The logical breakdown of determining risk without actually considering likelihood is that, technically speaking, it is no longer risk. Remember, risk = likelihood rating x severity rating. Without a likelihood rating, an essential multiplier is missing. But, for practical purposes, that’s acceptable.
The updated (i.e., modern) way to approach use-related risk analysis is to base decisions about the need for risk control measures on the severity of the harm that can result from a use error, regardless of whether the likelihood is 1 in 100, 1 in 1,000, or 1 in 10,000. Taking this approach neutralizes the potentially detrimental effects of making wildly incorrect estimates of likelihood; what might be considered “shots in the dark” that could have varied by several orders of magnitude among the individuals doing the “shooting.”
Remember, risk = likelihood rating x severity rating.
Arguably, the severity of harm resulting from a use error is easier to rate than the likelihood of a use error. Severity ratings can be based on medical judgments regarding the consequences of events such as a needlestick injury, unintentionally suspending the infusion of a blood pressure drug, or contaminating a blood sample with antiseptic gel. Consequently, if there is a potential for serious harm, there is a need for risk mitigation. Simple enough?
Well, unfortunately, it’s not that simple. It can be difficult to pinpoint the severity of harm because different users might suffer varying degrees of harm as a result of the same use error. Consider the needlestick injury. In various individuals, the consequence could be limited to pain and a trivial amount of blood loss, or it could lead to a minor infection that resolves itself, or it could lead to a major infection that requires aggressive antibiotic treatment, or it could ultimately lead to a systemic infection (i.e., sepsis) and death.
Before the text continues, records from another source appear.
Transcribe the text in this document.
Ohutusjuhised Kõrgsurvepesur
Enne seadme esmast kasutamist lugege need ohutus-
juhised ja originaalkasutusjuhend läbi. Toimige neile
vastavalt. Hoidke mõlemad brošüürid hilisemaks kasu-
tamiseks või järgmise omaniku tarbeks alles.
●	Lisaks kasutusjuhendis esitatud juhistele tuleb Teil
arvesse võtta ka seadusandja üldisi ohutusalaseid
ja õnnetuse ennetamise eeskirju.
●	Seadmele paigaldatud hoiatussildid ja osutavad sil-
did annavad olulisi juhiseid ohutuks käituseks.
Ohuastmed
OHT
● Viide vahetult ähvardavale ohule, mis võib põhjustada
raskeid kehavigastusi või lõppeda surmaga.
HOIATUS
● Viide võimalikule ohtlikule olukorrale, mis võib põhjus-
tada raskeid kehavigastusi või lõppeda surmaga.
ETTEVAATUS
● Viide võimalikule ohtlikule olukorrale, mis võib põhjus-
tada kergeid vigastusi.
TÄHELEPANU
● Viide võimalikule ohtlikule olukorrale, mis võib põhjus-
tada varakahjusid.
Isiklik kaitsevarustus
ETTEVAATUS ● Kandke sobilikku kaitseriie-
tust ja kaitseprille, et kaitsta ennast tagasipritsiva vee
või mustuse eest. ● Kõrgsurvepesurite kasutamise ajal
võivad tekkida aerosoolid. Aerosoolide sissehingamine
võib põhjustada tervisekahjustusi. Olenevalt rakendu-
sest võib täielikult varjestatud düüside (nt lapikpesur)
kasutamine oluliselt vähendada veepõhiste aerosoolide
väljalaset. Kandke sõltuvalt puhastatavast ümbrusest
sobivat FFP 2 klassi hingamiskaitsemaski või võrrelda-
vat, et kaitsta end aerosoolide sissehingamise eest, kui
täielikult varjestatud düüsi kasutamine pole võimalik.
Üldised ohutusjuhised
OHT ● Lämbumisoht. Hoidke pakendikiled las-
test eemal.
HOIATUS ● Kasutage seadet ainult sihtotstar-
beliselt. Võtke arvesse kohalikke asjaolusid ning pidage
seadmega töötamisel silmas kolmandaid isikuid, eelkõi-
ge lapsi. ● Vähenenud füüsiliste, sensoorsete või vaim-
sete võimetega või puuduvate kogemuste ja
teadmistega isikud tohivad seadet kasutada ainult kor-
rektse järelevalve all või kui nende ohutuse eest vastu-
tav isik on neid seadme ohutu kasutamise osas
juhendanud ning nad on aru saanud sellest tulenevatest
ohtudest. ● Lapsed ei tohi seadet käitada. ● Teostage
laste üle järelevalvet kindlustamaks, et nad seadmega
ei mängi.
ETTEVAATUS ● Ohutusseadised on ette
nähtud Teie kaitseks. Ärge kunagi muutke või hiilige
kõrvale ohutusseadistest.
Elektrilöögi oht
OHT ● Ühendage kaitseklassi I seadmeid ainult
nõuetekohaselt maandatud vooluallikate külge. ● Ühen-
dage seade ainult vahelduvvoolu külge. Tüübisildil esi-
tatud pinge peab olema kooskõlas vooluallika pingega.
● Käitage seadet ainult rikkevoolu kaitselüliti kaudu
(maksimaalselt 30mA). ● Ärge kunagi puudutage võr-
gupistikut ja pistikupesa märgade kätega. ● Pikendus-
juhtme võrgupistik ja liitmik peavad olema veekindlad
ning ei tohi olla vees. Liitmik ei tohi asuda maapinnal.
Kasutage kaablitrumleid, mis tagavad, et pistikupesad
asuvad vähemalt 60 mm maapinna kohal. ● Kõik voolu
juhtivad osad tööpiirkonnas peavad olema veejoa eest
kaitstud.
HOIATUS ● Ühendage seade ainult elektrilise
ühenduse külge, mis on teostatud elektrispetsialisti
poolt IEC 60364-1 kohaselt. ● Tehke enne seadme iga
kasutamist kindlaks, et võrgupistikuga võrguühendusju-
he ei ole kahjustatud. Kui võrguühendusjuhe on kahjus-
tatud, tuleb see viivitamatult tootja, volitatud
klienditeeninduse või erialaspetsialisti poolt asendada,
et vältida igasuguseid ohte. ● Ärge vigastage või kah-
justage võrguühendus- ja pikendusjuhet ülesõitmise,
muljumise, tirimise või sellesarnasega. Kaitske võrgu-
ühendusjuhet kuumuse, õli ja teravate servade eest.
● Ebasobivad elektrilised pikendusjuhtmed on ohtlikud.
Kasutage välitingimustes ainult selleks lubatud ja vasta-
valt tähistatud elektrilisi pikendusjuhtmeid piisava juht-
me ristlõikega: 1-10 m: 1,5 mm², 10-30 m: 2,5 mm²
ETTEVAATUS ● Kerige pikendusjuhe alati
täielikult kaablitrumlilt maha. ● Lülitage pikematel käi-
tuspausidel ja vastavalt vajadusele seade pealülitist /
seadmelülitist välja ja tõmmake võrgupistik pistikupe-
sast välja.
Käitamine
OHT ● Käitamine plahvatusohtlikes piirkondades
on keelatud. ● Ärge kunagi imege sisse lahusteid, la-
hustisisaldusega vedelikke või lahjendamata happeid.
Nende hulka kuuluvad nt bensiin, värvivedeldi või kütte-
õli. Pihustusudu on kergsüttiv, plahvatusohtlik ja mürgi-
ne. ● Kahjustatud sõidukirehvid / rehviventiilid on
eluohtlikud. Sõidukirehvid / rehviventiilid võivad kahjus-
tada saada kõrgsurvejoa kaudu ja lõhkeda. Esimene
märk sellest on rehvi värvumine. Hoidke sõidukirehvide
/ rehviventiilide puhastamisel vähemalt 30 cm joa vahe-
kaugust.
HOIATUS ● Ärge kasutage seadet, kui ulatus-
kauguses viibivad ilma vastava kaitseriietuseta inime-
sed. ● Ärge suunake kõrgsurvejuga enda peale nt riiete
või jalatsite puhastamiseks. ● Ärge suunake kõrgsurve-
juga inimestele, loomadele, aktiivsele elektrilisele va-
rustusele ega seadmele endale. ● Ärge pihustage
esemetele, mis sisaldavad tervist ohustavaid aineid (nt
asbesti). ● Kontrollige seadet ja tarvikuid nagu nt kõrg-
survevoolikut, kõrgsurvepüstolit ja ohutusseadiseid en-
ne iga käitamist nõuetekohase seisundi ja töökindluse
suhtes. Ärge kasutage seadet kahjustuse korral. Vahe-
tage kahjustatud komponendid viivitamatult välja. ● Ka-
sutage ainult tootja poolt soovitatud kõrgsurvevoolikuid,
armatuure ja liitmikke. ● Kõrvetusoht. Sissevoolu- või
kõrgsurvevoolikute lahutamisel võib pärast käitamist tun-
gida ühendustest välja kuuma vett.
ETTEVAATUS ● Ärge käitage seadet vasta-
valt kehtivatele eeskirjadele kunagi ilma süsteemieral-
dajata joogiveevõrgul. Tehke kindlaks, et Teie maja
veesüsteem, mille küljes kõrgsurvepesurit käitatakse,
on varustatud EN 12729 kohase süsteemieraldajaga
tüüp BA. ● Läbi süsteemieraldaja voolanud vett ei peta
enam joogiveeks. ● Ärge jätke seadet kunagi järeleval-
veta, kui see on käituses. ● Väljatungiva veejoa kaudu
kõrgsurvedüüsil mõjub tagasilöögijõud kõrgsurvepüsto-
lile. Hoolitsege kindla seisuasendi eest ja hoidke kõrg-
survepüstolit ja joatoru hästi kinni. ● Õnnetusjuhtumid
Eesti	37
Also, in a particularly troubling scenario, a needlestick injury could transmit a blood borne disease (e.g., tuberculosis, HIV) from a patient to a caregiver. So, it’s actually not so simple.
But, the focus on severity makes a lot of sense with regard to the pursuit of user interface design excellence, and safe and effective medical devices. This is because severity of harm is what ultimately matters most in terms of protecting people from the consequences of use errors.
The main point is not to dismiss a use error from further consideration of possible risk control measures just because it is highly unlikely. The potential consequence of a use error (i.e., the associated harm), even if the use error seems highly unlikely to occur, is what matters in the business of following the FDA’s and other regulators’ human factors engineering guidance.